As I've said, The Emperor's Children lacks momentum. There's nothing juicy between the pages . . . nothing to indicate finishing the book will take the reader anywhere new or that the characters and their relationships are worth enduring. I'll stop here. After all, I only read 75 pages. If you pay for the shipping, I'll gladly send you the book for free.
Book Review: The Emperor Revisited Summary: 3 Stars
Yes - I can't help it - I too am a little perplexed at why Claire Messud's THE EMPEROR'S CHILDREN raked in as many accolades as it did. It is, in fact, a solidly good book, full of evocative imagery and narrative momentum, but it is no more than that. The plot (already recounted many times) is foremost the tale of three young adults (or, well, not-so-young adults) attempting to make a go of it in the literary circles of New York, while living in the shadow of "the Emperor" - the pompous intellectual celebrity Murray Thwaite, equal parts pedant, pundit, and gadfly. Meanwhile, Murray's nephew Frederick "Bootie" Tubb, a self-teacher, Emersonian, and budding journalistic terrorist, stakes out his own claim on intellectual authenticity by leaving backwoods Watertown, NY, for the fabled big city, where of course he suffers inevitable disillusionment, and so on and so on.

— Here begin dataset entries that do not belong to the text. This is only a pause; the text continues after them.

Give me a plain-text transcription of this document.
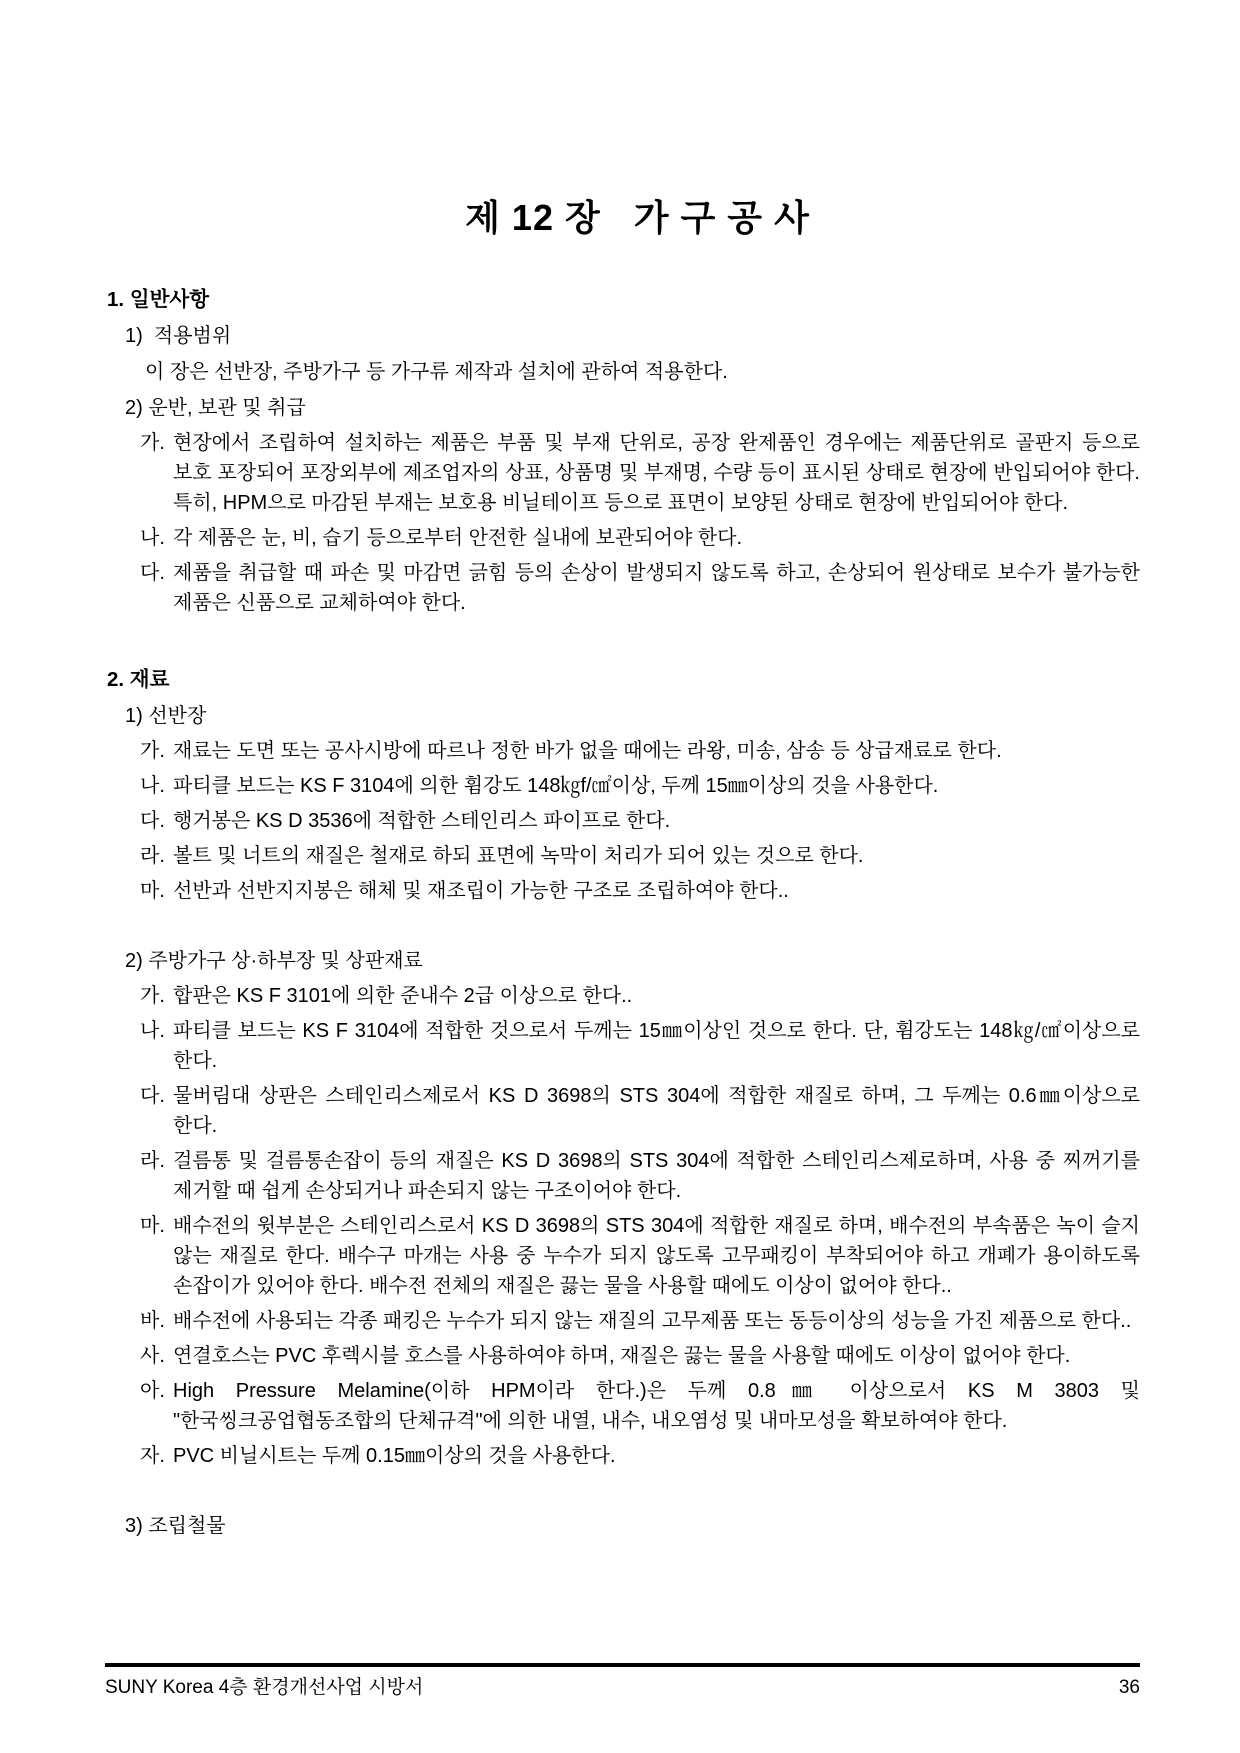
제 12 장   가 구 공 사
1. 일반사항
1)  적용범위

이 장은 선반장, 주방가구 등 가구류 제작과 설치에 관하여 적용한다.

2) 운반, 보관 및 취급
가. 현장에서 조립하여 설치하는 제품은 부품 및 부재 단위로, 공장 완제품인 경우에는 제품단위로 골판지 등으로 보호 포장되어 포장외부에 제조업자의 상표, 상품명 및 부재명, 수량 등이 표시된 상태로 현장에 반입되어야 한다. 특히, HPM으로 마감된 부재는 보호용 비닐테이프 등으로 표면이 보양된 상태로 현장에 반입되어야 한다.
나. 각 제품은 눈, 비, 습기 등으로부터 안전한 실내에 보관되어야 한다.
다. 제품을 취급할 때 파손 및 마감면 긁힘 등의 손상이 발생되지 않도록 하고, 손상되어 원상태로 보수가 불가능한 제품은 신품으로 교체하여야 한다.
2. 재료
1) 선반장
가. 재료는 도면 또는 공사시방에 따르나 정한 바가 없을 때에는 라왕, 미송, 삼송 등 상급재료로 한다.
나. 파티클 보드는 KS F 3104에 의한 휨강도 148㎏f/㎠이상, 두께 15㎜이상의 것을 사용한다.
다. 행거봉은 KS D 3536에 적합한 스테인리스 파이프로 한다.
라. 볼트 및 너트의 재질은 철재로 하되 표면에 녹막이 처리가 되어 있는 것으로 한다.
마. 선반과 선반지지봉은 해체 및 재조립이 가능한 구조로 조립하여야 한다..
2) 주방가구 상·하부장 및 상판재료
가. 합판은 KS F 3101에 의한 준내수 2급 이상으로 한다..
나. 파티클 보드는 KS F 3104에 적합한 것으로서 두께는 15㎜이상인 것으로 한다. 단, 휨강도는 148㎏/㎠이상으로 한다.
다. 물버림대 상판은 스테인리스제로서 KS D 3698의 STS 304에 적합한 재질로 하며, 그 두께는 0.6㎜이상으로 한다.
라. 걸름통 및 걸름통손잡이 등의 재질은 KS D 3698의 STS 304에 적합한 스테인리스제로하며, 사용 중 찌꺼기를 제거할 때 쉽게 손상되거나 파손되지 않는 구조이어야 한다.
마. 배수전의 윗부분은 스테인리스로서 KS D 3698의 STS 304에 적합한 재질로 하며, 배수전의 부속품은 녹이 슬지 않는 재질로 한다. 배수구 마개는 사용 중 누수가 되지 않도록 고무패킹이 부착되어야 하고 개폐가 용이하도록 손잡이가 있어야 한다. 배수전 전체의 재질은 끓는 물을 사용할 때에도 이상이 없어야 한다..
바. 배수전에 사용되는 각종 패킹은 누수가 되지 않는 재질의 고무제품 또는 동등이상의 성능을 가진 제품으로 한다..
사. 연결호스는 PVC 후렉시블 호스를 사용하여야 하며, 재질은 끓는 물을 사용할 때에도 이상이 없어야 한다.
아. High Pressure Melamine(이하 HPM이라 한다.)은 두께 0.8㎜ 이상으로서 KS M 3803 및 "한국씽크공업협동조합의 단체규격"에 의한 내열, 내수, 내오염성 및 내마모성을 확보하여야 한다.
자. PVC 비닐시트는 두께 0.15㎜이상의 것을 사용한다.
3) 조립철물
SUNY Korea 4층 환경개선사업 시방서	36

It seems apparent that THE EMPEROR'S CHILDREN is an attempt by Ms. Messud to recall the nineteenth- and early-twentieth-century comedies of manners and fish-out-of-water social novels (by the likes of Edith Wharton, Henry James, Theodore Dreiser, et al), and perhaps this is why her prose feels so prim and starchy. One of my particular pet peeves about this writing is how Ms. Messud frequently incorporates Bristishisms into the narrative, such as fancy (as a verb), peckish, bloody, and lift. I kept flipping back to the About the Author blurb to see if she was in fact British herself, but she's from Massachusetts. Then I wondered if she realized that Americans don't speak this way. And, after that, I wondered if this was a story about Americans with pretensions or just a pretentious story about Americans. True, one of the characters gives voice to the opinion (I'm paraphrasing) that pretension is necessary in life - but nevertheless, when it's clumsy, it's also embarrassing. (Think of Madonna's faux British accent, for example.)
Also, there has been much comment upon Ms. Messud's unwieldy sentences. It isn't so much that they are long; it's that she enjoys interrupting them with very long interpolations between dashes or commas, and then she finishes her original clause, expecting the reader to remember what she was originally saying. This sentence structure just doesn't work well and drags down the narrative.
Ms. Messud is stylistically idiosyncratic, to say the least. She has found - it would seem - the styles and formulae she likes, and she employs them again and again. I wish I had a nickel, for example, for every time she used a personal pronoun and then followed it with the proper name (between commas) to whom the pronoun referred. If there is a need to explain who it is you mean when you use a pronoun, then common sense might suggest that you leave out the pronoun altogether.
This may all seem very harping and petty, but it's Ms. Messud's prissy style which keeps her novel from being much greater. She evidently has a gift for imagery and storytelling but is the kind of author, like Bootie perhaps, who pines for an ideal: a literary ideal of prose that is stiff, polite, and almost strangely Victorian at times.